With the French riots entering well into their second week strong as ever (918 cars burned so far), one has to wonder of the effects of those riots on the french political scene and how it will affect Chirac's government. Interestingly, it seems that the government is split over the riots and both de Villepin and Sarkozy playing politics with them in hopes to advance their future presidential ambitions. And despite the hype, it seems that Sarkozy maybe gaining from all that's been going on. But it is also a philosophical rift. De Villepin stands for those who would preserve the principles of equality and “Frenchness” in dealing with immigrants: demanding that they remove their headscarves and fit in with the culture. Sarkozy has spun a complicated, twin-stranded message. He has advocated tough action against violence, in an appeal to the right. But he has also backed affirmative action in jobs and education, in an appeal to the centre-left. He has provoked a row in his own party by suggesting that immigrants should be able to vote in local elections. On Monday morning it looked as though this saga might be the downfall of the endlessly ambitious Sarkozy. His weekend remarks that criminals were “scum” and his vow to “hose down” the lawless estates were taken as a declaration of war by some immigrants, and shocked centre-left commentators. Chirac, spotting a chance to promote his protégé de Villepin, emerged from two months of near-silent convalescence, to call for “respect” in the use of language. But de Villepin may now have sabotaged his own cause. He has been jumped on by MPs since losing his temper on Wednesday, retorting, “Since you know everything, you give me the answers”, to one MP, and shrugging his shoulders in a manner seen as dismissive and arrogant. Some in his party have also criticised him for allowing a junior minister openly to attack Sarkozy - and for appropriating the riots for his own battles against the Interior Minister. Meanwhile, Sarkozy’s tough talk has won support in some unexpected quarters, including some residents of the troubled suburbs themselves, fed up with the violence. His rise to prominence, during an earlier spell as Interior Minister, was due partly to his tough stance on crime. Hmmm........


At 11/06/2005 05:47:00 AM, Anonymous Tina said...

I think Sarkozy will come out on top on this one. Even the residents of these suburbs know they can never improve their lives through rampages. Respect is earned it can never just be "given". If these people have been shut out of french society, and it sounds as though they have, then Sarkozy's method is the best for the people. Give them a hand up and not a hand out.

Welfare is always a trap and it's the elitists way of saying "you are not capable of being equal to us".

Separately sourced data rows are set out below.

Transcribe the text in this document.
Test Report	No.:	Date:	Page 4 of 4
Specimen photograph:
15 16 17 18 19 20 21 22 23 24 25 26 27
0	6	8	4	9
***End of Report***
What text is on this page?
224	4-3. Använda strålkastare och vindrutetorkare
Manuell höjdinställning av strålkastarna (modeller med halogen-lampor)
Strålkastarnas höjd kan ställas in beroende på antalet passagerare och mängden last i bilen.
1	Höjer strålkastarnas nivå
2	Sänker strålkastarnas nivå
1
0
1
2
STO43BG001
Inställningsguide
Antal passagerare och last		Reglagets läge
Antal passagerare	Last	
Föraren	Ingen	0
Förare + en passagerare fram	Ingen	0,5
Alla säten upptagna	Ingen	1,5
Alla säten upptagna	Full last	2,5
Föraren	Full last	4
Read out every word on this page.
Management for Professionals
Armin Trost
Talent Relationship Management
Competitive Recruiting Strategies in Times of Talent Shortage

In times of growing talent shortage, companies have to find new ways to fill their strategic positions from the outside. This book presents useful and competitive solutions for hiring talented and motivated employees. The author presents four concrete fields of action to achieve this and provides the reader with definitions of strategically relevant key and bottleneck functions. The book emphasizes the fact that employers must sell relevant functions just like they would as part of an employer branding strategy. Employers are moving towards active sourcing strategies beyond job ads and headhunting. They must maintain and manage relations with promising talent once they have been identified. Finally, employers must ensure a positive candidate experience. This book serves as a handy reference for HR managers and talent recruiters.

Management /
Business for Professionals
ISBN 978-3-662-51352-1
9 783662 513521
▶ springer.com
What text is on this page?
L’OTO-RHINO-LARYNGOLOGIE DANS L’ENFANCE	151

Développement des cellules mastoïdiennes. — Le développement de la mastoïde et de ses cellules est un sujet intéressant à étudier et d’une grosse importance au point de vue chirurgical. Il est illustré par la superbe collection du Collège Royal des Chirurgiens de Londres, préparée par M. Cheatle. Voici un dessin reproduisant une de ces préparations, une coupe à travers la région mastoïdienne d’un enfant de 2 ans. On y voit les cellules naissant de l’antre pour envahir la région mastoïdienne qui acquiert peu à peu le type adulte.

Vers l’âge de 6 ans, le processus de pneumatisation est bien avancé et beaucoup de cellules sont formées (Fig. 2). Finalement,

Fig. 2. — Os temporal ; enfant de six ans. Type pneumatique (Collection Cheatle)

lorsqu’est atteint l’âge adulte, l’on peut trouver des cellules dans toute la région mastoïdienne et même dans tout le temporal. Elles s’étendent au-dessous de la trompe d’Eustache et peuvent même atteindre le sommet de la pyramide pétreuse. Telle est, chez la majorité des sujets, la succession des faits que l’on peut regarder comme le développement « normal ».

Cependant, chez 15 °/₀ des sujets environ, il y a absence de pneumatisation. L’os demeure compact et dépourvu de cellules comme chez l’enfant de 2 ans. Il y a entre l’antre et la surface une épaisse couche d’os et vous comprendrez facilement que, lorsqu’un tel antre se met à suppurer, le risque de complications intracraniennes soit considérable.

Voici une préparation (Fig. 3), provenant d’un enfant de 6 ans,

We have seen in Iraq that, given the opportunity, the Iraqi people can overcome every obsticle. They are opening 30,000 businesses every month.

If Sarkozy wins on this one, you will see better schools and more opportunity and perhaps a sane method of bringing their immigrants into the mainstream of french society.

At 11/06/2005 10:30:00 AM, Blogger CanadianGoose said...

I wonder what kind of effect this has on the French people.